A spokesman said: “The building was acquired by Opus North and FRE UK having identified an acute shortage of premium office space in one of the UK’s major regional markets. The site was purchased through FRE UK’s opportunity fund, which recently completed its final close at £180m.
“The radical transformation includes a striking new facade, a complete replacement of the fifth and sixth floors, along with the addition of a sky lounge which offers a unique communal space for occupants, a cycle spa and extensive roof terraces. All mechanical and electrical elements of the building have been replaced.”
Andrew Duncan, managing director of Opus North, commented: “We have created the post Covid-19 contemporary workspace in the heart of Leeds, where technology, open spaces, roof gardens, fresh air management, combined with an exemplary approach to customer service, ensuring that we are the best-in-class office product in the city.”
“We have challenged our design team of consultants to ensure we’re not just ploughing the same old furrow and doing what’s been done before.
“We have embraced the current climate, rolled with the changes and now we are launching the future of the post-pandemic workplace.”
Chris Button, fund manager at FRE UK, said: “12 King Street not only brings much needed sustainable Grade A office space to the Leeds central business district, but it also demonstrates our commitment to delivering properties that are fit for the future, combining high-quality finishes with cutting edge technology.”
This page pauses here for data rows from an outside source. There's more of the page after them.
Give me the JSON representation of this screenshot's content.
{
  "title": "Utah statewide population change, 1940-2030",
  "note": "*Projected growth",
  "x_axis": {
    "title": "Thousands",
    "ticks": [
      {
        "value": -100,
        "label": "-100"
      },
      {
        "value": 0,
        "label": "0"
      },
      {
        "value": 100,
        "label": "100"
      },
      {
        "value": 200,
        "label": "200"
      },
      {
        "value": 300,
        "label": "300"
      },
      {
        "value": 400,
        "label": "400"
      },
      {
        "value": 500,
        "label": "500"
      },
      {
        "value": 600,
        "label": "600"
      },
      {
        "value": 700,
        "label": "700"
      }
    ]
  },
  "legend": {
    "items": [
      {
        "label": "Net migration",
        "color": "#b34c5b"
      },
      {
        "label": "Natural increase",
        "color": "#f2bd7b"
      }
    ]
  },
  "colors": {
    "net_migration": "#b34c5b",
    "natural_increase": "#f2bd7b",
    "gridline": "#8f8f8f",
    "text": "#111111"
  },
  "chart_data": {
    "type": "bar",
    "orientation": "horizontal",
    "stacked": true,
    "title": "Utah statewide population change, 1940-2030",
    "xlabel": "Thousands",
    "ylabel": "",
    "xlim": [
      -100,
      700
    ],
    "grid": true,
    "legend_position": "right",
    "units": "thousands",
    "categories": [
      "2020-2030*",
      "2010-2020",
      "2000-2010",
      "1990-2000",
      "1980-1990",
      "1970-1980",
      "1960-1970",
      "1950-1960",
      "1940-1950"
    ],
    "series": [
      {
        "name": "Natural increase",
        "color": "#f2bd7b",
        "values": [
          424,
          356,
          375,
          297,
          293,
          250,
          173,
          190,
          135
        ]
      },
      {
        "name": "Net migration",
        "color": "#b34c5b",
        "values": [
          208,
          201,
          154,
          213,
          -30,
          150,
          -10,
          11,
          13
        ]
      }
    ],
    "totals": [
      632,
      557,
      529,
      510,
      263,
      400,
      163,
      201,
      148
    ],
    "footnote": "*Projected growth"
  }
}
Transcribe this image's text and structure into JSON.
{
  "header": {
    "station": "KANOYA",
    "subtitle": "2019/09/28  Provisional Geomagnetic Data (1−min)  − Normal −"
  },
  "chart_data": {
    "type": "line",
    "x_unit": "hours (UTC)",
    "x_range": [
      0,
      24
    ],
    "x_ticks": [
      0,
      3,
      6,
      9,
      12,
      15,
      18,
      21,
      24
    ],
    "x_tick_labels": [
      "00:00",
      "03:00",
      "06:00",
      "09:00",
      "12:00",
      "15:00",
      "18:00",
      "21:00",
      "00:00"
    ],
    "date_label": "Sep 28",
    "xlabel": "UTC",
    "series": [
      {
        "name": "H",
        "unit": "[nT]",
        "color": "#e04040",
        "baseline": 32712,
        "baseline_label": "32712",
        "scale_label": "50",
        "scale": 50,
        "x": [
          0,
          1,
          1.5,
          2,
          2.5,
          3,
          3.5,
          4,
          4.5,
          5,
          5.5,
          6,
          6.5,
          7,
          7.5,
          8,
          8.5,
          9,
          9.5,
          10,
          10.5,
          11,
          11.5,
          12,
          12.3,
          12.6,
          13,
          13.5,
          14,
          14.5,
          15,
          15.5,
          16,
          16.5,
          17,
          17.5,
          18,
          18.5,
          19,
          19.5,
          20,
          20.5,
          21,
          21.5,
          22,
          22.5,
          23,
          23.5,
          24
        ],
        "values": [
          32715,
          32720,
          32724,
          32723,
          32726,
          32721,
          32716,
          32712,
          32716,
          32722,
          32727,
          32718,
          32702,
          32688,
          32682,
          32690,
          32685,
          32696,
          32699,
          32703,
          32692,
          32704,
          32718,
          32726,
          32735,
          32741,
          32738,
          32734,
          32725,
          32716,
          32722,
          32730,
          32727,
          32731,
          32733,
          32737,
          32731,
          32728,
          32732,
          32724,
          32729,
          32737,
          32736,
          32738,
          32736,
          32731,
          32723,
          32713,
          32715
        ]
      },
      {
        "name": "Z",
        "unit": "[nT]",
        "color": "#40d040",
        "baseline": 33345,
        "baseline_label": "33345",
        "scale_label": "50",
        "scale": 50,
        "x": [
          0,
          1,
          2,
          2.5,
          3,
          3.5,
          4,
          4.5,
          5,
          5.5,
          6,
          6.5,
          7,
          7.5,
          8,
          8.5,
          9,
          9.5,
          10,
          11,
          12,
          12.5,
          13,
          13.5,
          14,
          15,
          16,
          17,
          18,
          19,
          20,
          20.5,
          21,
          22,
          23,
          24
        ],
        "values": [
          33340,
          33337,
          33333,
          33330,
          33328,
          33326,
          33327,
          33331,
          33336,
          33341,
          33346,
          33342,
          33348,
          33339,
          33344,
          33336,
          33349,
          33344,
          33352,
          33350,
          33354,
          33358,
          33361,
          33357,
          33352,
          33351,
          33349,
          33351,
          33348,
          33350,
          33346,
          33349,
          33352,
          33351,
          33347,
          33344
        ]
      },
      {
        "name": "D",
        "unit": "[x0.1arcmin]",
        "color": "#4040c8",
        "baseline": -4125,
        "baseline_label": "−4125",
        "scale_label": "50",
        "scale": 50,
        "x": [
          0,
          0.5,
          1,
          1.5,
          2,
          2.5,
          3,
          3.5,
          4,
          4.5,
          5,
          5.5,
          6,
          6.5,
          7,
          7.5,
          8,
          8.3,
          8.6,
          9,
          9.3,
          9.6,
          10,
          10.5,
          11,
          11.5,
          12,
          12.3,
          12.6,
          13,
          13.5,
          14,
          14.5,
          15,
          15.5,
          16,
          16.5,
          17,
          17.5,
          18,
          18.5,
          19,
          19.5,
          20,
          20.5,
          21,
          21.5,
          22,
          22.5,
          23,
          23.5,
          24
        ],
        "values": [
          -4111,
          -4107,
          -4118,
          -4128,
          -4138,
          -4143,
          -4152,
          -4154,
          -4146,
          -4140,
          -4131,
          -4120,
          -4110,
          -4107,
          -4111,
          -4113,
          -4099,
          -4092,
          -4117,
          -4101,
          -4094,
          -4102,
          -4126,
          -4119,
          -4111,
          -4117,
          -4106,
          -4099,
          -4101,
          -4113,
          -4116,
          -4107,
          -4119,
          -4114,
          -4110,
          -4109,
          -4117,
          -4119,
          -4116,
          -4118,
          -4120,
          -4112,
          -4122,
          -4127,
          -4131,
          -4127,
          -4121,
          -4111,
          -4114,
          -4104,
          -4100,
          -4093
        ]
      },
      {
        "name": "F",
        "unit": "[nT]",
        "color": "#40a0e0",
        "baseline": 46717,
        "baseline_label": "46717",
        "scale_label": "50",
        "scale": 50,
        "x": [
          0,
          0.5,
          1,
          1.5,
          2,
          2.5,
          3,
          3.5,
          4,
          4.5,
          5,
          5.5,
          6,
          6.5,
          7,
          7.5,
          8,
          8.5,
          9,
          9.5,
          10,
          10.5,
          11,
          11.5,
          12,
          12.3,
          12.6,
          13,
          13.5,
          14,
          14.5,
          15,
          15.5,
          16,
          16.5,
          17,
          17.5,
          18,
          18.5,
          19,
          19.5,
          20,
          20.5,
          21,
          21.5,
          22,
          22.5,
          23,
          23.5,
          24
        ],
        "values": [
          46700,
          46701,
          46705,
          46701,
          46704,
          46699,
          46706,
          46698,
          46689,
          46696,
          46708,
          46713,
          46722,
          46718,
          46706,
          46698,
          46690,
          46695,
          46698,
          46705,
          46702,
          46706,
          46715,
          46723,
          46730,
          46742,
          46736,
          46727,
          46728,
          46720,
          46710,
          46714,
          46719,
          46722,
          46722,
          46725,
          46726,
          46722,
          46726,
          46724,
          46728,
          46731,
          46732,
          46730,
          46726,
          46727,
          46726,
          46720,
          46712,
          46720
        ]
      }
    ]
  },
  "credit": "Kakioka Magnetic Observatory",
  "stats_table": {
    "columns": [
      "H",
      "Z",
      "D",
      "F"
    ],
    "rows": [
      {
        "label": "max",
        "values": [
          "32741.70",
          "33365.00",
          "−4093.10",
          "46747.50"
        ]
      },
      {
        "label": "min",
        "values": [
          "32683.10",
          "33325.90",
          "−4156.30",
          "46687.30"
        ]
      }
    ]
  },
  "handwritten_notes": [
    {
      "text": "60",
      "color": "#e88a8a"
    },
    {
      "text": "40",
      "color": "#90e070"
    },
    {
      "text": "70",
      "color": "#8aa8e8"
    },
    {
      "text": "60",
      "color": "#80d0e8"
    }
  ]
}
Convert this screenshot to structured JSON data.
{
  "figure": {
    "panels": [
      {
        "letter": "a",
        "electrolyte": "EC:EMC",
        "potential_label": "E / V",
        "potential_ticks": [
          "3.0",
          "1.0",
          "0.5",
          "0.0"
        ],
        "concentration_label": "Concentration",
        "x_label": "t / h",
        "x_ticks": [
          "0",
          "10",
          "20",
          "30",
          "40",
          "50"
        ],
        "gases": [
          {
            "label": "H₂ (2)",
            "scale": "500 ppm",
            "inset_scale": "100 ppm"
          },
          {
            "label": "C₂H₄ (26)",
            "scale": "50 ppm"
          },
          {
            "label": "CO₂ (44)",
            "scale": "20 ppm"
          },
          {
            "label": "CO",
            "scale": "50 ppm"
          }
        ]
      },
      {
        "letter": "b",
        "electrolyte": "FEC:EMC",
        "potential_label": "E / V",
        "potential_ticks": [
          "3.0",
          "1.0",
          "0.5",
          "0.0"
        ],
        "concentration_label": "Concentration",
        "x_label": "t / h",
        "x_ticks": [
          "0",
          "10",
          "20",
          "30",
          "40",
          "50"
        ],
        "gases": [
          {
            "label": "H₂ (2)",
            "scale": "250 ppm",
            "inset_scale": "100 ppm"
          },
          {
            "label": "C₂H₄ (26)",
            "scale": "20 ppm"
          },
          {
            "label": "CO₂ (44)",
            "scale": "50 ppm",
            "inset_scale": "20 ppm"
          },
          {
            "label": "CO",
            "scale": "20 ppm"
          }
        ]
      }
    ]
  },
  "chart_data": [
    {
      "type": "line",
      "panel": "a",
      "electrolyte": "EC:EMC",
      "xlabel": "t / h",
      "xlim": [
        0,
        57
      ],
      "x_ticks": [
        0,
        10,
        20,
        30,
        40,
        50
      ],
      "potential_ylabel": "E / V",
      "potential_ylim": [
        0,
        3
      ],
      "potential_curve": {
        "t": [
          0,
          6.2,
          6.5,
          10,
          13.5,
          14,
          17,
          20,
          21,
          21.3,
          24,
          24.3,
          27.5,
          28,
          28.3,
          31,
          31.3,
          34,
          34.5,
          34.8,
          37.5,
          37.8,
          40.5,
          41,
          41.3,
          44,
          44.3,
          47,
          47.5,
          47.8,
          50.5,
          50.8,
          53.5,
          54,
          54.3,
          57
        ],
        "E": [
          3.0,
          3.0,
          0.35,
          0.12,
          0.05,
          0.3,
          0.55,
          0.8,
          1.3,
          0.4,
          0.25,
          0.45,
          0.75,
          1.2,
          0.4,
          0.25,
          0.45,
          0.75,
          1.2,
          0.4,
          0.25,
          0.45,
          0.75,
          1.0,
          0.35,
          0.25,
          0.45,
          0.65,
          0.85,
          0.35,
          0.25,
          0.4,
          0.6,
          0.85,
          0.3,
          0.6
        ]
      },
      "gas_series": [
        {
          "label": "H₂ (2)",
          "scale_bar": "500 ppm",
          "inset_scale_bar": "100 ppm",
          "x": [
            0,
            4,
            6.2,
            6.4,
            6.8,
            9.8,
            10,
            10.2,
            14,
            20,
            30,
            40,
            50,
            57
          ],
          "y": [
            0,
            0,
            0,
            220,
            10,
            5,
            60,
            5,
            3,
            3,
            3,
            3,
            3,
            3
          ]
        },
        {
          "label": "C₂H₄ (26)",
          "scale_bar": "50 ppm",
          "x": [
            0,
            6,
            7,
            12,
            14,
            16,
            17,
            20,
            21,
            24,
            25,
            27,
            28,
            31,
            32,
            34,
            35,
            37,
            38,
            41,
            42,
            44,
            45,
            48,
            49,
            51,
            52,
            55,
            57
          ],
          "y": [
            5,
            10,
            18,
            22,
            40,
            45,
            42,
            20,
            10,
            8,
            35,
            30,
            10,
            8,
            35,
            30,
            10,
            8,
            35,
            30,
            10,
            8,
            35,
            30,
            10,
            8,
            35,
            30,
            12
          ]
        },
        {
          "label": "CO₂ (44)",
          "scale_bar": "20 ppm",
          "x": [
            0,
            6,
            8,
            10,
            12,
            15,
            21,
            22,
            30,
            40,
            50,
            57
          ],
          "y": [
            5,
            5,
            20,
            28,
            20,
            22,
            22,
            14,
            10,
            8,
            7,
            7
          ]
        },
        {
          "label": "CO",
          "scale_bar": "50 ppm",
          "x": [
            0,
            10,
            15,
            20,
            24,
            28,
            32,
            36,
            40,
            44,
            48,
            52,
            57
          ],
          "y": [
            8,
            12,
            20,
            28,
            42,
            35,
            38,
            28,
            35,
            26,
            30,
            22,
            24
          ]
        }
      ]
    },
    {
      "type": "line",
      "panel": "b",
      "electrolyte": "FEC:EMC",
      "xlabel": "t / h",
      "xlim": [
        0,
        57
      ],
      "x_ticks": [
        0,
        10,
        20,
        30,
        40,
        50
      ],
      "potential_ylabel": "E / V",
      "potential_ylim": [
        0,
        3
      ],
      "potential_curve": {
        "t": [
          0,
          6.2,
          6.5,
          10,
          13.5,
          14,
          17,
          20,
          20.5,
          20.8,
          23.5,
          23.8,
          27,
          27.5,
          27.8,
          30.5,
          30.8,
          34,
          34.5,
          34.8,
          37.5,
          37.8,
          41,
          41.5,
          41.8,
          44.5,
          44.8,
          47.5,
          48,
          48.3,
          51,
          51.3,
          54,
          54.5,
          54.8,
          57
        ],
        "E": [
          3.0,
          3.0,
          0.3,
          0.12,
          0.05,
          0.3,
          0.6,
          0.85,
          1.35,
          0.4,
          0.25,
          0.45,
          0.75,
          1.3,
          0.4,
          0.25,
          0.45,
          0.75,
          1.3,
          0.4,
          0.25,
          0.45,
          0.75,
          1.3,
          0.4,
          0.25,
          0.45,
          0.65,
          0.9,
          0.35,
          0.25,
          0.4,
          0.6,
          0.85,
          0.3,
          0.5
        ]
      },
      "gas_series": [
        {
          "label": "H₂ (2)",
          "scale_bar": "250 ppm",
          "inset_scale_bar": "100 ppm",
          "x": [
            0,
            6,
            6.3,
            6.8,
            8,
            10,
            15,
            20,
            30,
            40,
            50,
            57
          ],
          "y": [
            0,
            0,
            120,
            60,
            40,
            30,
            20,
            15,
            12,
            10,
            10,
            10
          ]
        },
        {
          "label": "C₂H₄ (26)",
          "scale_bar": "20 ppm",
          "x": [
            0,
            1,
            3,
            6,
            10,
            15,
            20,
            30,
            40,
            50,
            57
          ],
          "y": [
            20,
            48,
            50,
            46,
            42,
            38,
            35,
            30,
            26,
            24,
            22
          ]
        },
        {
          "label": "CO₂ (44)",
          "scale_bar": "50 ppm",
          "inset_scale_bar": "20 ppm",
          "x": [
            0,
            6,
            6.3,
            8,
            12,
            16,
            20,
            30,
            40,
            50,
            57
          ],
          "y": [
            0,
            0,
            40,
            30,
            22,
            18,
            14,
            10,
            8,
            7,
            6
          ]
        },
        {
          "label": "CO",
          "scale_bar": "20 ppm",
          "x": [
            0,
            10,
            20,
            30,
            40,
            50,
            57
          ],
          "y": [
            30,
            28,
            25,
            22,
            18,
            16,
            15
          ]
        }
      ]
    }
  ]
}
Eamon Fox, partner with global property consultancy Knight Frank in Leeds, who are marketing 12 King Street, added: “12 King Street is simply one of the finest buildings to come on to the Leeds office market in the past couple of years.”
A number of Yorkshire professional services teams have worked on the renovation of 12 King Street, alongside Knight Frank and Fox Lloyd Jones, including architects DLA Design, quantity surveyors Gardiner & Theobald, engineers Curtins and M&E consultants MRB.
The main contractor was GMI Construction.